Last month on the 25th of March. The U.S Small Business Administrator (SBA) had a defect on the online submission of applicants for the Economic Injury Disaster Loans (EIDL) as disclosed by Jovita Carranza. This type of loan was offered typically to Small Businesses that suffered losses due to different known disasters in America. The loan is the government’s aid to help these capitalists to start their businesses after their inevitable failure. With the recent amendment on the CARES Act that governs this project, a company can be given a loan wherein the $10,000 of it does not need to be paid back.
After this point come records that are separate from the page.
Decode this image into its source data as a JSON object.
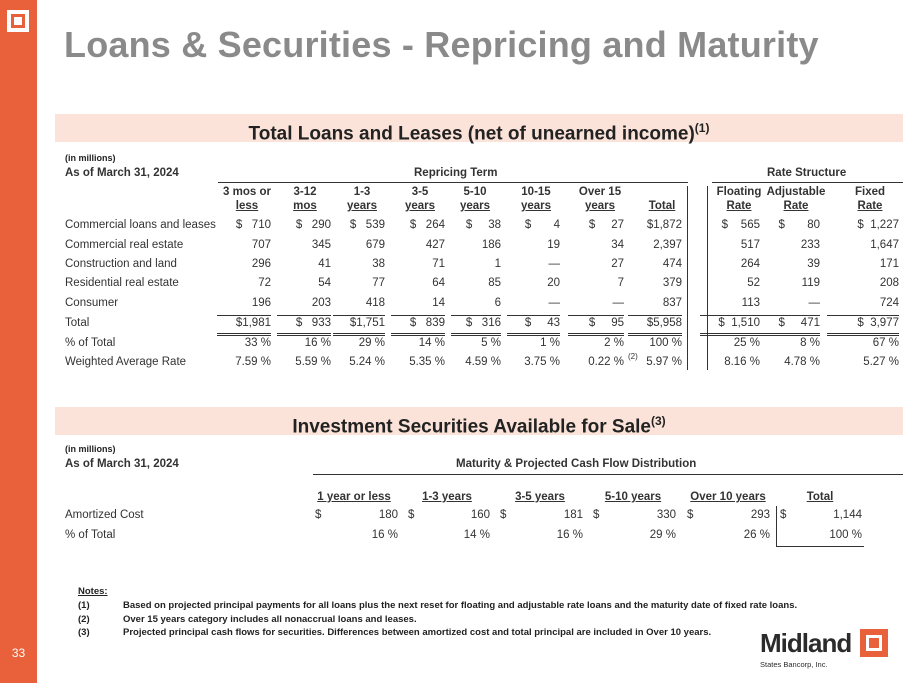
{
  "page": {
    "title": "Loans & Securities - Repricing and Maturity",
    "page_number": "33"
  },
  "loans": {
    "banner": "Total Loans and Leases (net of unearned income)",
    "banner_sup": "(1)",
    "units": "(in millions)",
    "as_of": "As of March 31, 2024",
    "group_repricing": "Repricing Term",
    "group_rate": "Rate Structure",
    "columns": [
      {
        "l1": "3 mos or",
        "l2": "less"
      },
      {
        "l1": "3-12",
        "l2": "mos"
      },
      {
        "l1": "1-3",
        "l2": "years"
      },
      {
        "l1": "3-5",
        "l2": "years"
      },
      {
        "l1": "5-10",
        "l2": "years"
      },
      {
        "l1": "10-15",
        "l2": "years"
      },
      {
        "l1": "Over 15",
        "l2": "years"
      },
      {
        "l1": "",
        "l2": "Total"
      },
      {
        "l1": "Floating",
        "l2": "Rate"
      },
      {
        "l1": "Adjustable",
        "l2": "Rate"
      },
      {
        "l1": "Fixed",
        "l2": "Rate"
      }
    ],
    "rows": [
      {
        "label": "Commercial loans and leases",
        "values": [
          "$   710",
          "$   290",
          "$   539",
          "$   264",
          "$     38",
          "$       4",
          "$     27",
          "$1,872",
          "$    565",
          "$       80",
          "$  1,227"
        ]
      },
      {
        "label": "Commercial real estate",
        "values": [
          "707",
          "345",
          "679",
          "427",
          "186",
          "19",
          "34",
          "2,397",
          "517",
          "233",
          "1,647"
        ]
      },
      {
        "label": "Construction and land",
        "values": [
          "296",
          "41",
          "38",
          "71",
          "1",
          "—",
          "27",
          "474",
          "264",
          "39",
          "171"
        ]
      },
      {
        "label": "Residential real estate",
        "values": [
          "72",
          "54",
          "77",
          "64",
          "85",
          "20",
          "7",
          "379",
          "52",
          "119",
          "208"
        ]
      },
      {
        "label": "Consumer",
        "values": [
          "196",
          "203",
          "418",
          "14",
          "6",
          "—",
          "—",
          "837",
          "113",
          "—",
          "724"
        ]
      },
      {
        "label": "Total",
        "values": [
          "$1,981",
          "$   933",
          "$1,751",
          "$   839",
          "$   316",
          "$     43",
          "$     95",
          "$5,958",
          "$  1,510",
          "$     471",
          "$  3,977"
        ]
      },
      {
        "label": "% of Total",
        "values": [
          "33 %",
          "16 %",
          "29 %",
          "14 %",
          "5 %",
          "1 %",
          "2 %",
          "100 %",
          "25 %",
          "8 %",
          "67 %"
        ]
      },
      {
        "label": "Weighted Average Rate",
        "values": [
          "7.59 %",
          "5.59 %",
          "5.24 %",
          "5.35 %",
          "4.59 %",
          "3.75 %",
          "0.22 %",
          "5.97 %",
          "8.16 %",
          "4.78 %",
          "5.27 %"
        ]
      }
    ],
    "war_footnote": "(2)"
  },
  "securities": {
    "banner": "Investment Securities Available for Sale",
    "banner_sup": "(3)",
    "units": "(in millions)",
    "as_of": "As of March 31, 2024",
    "group": "Maturity & Projected Cash Flow Distribution",
    "columns": [
      "1 year or less",
      "1-3 years",
      "3-5 years",
      "5-10 years",
      "Over 10 years",
      "Total"
    ],
    "rows": [
      {
        "label": "Amortized Cost",
        "values": [
          "180",
          "160",
          "181",
          "330",
          "293",
          "1,144"
        ]
      },
      {
        "label": "% of Total",
        "values": [
          "16 %",
          "14 %",
          "16 %",
          "29 %",
          "26 %",
          "100 %"
        ]
      }
    ],
    "currency": "$"
  },
  "notes": {
    "heading": "Notes:",
    "items": [
      {
        "num": "(1)",
        "text": "Based on projected principal payments for all loans plus the next reset for floating and adjustable rate loans and the maturity date of fixed rate loans."
      },
      {
        "num": "(2)",
        "text": "Over 15 years category includes all nonaccrual loans and leases."
      },
      {
        "num": "(3)",
        "text": "Projected principal cash flows for securities.  Differences between amortized cost and total principal are included in Over 10 years."
      }
    ]
  },
  "brand": {
    "name": "Midland",
    "subtitle": "States Bancorp, Inc."
  },
  "colors": {
    "accent": "#e8613a",
    "banner_bg": "#fbe3d9",
    "title": "#8a8a8a"
  }
}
The issue was confirmed due to a caching problem in the application system. The leak was instigated after an applicant clicks on the BACK button to go back to the previous page of the application form. Instead of getting back to the way they recently filled up with personally sensitive information, they were landed on a similar page of the application. However, it contains data from other people who also applied at Small Business Administrator for the same benefits.
In this view, other people can see critical information such as Full Names, Dates of Birth, Addresses, Contact numbers, Social Security Numbers, and Financial histories of other Small Business Administrator loan applicants. With this vital information, any hacker who can get access to this information can perform vast fraudulent acts on behalf of the victim.
Not too long ago, a similar case happened to a Valve – Steam Store for gamers wherein a Distributed-Denial of Service (DDoS) was invoked on Christmas Day. The same situation wherein cached information was accessed by other people who hit the ‘back’ button on their purchase, leaking sensitive information. This issue happened due to a system update they deployed that time to resolve their current issue with a large volume of traffic because of peak season purchase. But the update only made it worse.
The above case similarity was observed to happen with the loan’s application portal. Since businesses took a painful hit due to the pandemic crisis, the large volume of business loan applicants tried to submit their claims, but the system was unable to support it.
Fortunately, both dilemmas were immediately addressed, and regular operations resumed afterwards. But in spite of these actions, the government is still under scrutiny by the public. In response to those who have had their information leaked, the government has offered them a credit monitoring plan to mitigate any possible fraud and risk issues.
Currently, no new applications are being entertained for the said benefit due to budget deficits. The number of applications they have already received is far more than the allotted budget.